Speaking before the occasion, the Law Society’s director basic, Ken Murphy, stated the awards were eventually to enhance the general public’s understanding of the legal process. The law presumes that everybody understands the law however it’s only from the media that anyone can get any insight into the guideline of law and how it underpins society.
In other classifications, Dearbhail McDonald won the Sunday Newspaper award for a post on medical neglect in the Sunday Independent and Ann Murphy from the Evening Echo in Cork took the local award for a report on drug-user criminalisation.
Mark Tighe of the Sunday Times was given the court reporting print award for his post on the Ian Bailey trial, concentrating on evidence not provided to the jury.

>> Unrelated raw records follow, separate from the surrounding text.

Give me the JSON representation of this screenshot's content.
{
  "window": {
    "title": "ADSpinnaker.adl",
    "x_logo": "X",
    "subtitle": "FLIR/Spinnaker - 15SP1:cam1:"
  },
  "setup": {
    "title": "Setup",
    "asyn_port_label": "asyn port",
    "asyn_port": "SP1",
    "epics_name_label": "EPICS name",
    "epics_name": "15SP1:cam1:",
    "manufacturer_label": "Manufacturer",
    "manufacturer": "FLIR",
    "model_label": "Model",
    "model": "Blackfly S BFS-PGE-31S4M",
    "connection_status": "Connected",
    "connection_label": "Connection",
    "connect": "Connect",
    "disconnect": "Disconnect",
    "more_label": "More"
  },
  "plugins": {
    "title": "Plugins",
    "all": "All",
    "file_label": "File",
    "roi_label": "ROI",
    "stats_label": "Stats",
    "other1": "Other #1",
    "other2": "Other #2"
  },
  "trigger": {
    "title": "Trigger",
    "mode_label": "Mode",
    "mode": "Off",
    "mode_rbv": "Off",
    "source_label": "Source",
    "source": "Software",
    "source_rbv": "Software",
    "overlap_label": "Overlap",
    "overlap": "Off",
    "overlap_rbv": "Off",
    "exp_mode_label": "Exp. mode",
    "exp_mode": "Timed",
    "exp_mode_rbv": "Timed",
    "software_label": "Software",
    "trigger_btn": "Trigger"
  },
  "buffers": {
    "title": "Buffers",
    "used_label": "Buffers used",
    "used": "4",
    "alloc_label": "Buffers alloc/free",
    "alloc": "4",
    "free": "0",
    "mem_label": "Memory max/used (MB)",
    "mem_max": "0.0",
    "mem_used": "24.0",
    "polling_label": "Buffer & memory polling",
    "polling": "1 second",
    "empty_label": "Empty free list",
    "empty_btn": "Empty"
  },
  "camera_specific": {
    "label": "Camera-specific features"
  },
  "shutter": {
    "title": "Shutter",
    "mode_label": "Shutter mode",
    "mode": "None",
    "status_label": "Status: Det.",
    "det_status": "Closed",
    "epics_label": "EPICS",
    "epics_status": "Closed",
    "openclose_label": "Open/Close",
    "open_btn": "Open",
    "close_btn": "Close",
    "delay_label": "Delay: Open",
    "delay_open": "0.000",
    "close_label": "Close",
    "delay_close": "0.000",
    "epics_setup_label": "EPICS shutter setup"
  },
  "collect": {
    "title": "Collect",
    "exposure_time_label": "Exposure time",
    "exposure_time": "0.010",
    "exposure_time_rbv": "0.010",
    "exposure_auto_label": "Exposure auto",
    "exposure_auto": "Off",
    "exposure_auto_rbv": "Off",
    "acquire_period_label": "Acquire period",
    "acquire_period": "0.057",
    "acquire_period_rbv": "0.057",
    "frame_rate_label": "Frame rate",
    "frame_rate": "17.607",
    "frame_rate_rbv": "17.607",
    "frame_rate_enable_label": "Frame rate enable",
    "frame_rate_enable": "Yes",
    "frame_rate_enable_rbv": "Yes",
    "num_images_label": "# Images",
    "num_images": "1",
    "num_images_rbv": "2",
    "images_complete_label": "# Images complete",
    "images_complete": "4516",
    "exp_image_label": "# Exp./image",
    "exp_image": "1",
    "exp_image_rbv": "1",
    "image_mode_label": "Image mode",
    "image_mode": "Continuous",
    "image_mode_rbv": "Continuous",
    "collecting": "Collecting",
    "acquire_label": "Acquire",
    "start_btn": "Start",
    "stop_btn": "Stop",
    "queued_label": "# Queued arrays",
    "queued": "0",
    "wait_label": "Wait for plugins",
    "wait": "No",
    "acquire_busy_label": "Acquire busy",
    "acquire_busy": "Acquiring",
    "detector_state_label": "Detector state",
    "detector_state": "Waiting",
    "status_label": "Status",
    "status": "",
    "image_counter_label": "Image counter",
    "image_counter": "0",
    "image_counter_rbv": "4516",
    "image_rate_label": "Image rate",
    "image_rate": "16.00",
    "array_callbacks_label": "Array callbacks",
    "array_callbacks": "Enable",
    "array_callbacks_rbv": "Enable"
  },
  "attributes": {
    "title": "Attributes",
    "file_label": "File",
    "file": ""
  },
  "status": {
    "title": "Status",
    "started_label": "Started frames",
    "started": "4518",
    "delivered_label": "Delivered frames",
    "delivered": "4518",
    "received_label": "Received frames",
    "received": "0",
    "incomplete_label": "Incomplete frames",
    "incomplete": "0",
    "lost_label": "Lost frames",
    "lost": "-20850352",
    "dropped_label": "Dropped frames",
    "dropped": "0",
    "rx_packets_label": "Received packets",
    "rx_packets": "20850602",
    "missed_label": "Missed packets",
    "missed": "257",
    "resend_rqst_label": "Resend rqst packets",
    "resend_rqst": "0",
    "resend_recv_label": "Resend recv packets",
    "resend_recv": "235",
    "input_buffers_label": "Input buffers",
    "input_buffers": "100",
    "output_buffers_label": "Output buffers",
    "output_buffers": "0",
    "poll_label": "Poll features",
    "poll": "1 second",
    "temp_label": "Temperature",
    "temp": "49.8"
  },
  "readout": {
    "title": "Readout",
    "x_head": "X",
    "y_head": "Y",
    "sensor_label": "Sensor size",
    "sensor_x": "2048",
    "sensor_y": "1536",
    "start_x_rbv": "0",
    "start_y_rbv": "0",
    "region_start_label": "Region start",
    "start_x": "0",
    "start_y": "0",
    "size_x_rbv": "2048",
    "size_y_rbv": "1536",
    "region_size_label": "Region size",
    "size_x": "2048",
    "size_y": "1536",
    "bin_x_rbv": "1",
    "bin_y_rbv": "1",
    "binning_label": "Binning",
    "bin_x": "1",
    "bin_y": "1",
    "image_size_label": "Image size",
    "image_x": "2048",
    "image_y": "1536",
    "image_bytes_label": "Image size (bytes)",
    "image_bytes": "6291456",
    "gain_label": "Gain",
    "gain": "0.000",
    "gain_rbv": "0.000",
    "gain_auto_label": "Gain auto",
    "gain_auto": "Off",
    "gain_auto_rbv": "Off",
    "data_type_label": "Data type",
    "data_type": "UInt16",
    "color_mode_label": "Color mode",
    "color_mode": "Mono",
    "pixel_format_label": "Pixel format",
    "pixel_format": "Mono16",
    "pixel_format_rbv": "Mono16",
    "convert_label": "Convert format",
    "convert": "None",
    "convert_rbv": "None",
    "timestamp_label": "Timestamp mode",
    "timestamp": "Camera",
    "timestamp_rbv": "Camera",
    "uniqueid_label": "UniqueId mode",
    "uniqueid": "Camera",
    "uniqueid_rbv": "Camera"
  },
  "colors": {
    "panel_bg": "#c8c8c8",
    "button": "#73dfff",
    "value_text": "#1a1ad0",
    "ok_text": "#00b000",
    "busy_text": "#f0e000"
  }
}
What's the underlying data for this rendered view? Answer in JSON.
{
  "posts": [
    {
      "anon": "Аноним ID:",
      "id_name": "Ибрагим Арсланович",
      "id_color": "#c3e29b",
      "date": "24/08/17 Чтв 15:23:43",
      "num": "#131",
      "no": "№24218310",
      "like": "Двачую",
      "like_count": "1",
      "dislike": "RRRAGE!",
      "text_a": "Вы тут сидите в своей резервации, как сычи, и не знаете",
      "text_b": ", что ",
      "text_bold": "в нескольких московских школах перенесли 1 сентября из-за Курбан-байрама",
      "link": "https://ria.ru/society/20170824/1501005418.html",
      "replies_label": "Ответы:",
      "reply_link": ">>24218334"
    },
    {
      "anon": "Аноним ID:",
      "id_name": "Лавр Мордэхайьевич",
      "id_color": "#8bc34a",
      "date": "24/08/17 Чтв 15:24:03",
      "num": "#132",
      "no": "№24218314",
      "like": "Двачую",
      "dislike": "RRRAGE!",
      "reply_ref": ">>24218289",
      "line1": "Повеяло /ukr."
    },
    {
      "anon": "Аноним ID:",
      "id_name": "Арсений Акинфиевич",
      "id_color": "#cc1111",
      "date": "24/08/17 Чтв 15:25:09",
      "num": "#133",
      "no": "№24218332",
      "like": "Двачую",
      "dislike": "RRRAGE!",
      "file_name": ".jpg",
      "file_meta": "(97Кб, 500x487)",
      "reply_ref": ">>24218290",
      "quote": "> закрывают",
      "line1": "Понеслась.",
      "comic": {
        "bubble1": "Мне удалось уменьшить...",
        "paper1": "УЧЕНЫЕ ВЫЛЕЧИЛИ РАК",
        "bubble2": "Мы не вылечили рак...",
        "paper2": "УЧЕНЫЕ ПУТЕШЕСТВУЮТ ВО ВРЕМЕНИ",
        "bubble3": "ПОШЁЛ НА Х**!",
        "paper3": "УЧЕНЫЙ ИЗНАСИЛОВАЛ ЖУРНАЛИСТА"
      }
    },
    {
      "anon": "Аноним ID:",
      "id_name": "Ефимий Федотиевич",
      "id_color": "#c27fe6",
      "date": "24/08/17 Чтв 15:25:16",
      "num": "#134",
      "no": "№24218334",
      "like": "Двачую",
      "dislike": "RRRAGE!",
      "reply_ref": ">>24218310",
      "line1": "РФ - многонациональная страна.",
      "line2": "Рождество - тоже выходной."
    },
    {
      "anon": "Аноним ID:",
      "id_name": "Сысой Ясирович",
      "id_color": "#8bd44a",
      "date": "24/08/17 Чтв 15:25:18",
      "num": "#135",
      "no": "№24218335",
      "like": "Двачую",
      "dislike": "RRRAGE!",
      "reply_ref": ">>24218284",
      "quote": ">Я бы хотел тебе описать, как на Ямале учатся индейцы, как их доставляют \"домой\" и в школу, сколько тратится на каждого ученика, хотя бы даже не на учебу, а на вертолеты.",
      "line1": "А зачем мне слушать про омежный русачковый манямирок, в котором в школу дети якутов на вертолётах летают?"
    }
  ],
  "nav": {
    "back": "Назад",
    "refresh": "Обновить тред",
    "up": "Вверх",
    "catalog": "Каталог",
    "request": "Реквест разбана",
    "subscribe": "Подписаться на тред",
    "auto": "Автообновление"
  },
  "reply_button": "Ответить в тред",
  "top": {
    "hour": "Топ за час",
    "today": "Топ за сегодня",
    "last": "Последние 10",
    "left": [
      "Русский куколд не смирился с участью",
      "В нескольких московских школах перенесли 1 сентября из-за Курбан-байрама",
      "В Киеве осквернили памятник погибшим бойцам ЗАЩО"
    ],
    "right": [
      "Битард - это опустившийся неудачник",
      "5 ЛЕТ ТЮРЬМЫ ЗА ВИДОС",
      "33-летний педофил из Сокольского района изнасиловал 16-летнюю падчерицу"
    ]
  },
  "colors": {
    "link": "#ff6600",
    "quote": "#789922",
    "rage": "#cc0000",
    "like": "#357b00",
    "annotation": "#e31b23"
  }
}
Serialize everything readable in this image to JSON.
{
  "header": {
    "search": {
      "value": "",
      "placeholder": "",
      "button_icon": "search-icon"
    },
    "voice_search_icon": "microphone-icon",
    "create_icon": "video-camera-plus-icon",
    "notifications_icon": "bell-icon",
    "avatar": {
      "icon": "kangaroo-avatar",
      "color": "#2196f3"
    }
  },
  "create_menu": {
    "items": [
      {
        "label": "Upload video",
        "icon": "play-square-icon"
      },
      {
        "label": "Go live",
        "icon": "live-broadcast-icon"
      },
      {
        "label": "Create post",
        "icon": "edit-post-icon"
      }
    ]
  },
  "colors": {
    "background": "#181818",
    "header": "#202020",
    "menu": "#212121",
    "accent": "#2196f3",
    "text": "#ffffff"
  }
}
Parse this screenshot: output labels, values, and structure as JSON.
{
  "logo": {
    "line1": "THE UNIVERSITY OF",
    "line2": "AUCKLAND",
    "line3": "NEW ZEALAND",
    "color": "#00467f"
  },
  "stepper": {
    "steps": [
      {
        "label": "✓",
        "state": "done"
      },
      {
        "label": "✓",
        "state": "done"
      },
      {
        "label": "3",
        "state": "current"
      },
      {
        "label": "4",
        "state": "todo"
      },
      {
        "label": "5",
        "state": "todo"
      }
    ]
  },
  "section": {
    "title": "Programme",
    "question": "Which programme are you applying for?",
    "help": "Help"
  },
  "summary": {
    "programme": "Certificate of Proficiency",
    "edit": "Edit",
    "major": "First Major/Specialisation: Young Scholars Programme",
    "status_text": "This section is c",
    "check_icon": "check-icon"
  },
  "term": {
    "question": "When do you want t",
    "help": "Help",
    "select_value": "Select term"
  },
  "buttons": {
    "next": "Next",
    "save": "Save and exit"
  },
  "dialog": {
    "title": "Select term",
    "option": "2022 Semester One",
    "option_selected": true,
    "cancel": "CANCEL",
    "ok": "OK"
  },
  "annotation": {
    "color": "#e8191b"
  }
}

The broadcast court reporting award was won by Vivienne Traynor of RTE News for her protection of a senior woman prosecuted for having an unlawful dish antenna and Christina Finn of the Journal took the digital court reporting award for her short article My child is my life, focusing on some mother’s efforts to have her child returned from care.
Ray Kennedy of RTE won the TV news classification with his series The battle for Gorse Hill – 5 days in March. Television features and documentaries was won by Conor Ryan and John Cunningham of RTE Investigates for Standards in Public Office.
Regional radio was won by Jerry O Sullivan and Miriam McGillycuddy for their program The legal rundown on Kerry Today; in digital/online news, Ellen Coyne of the Times – Ireland Edition won for The criminalization of the purchase of sex; and in digital/online functions, Will Goodbody of RTE won for his analysis of the Safe Harbor case.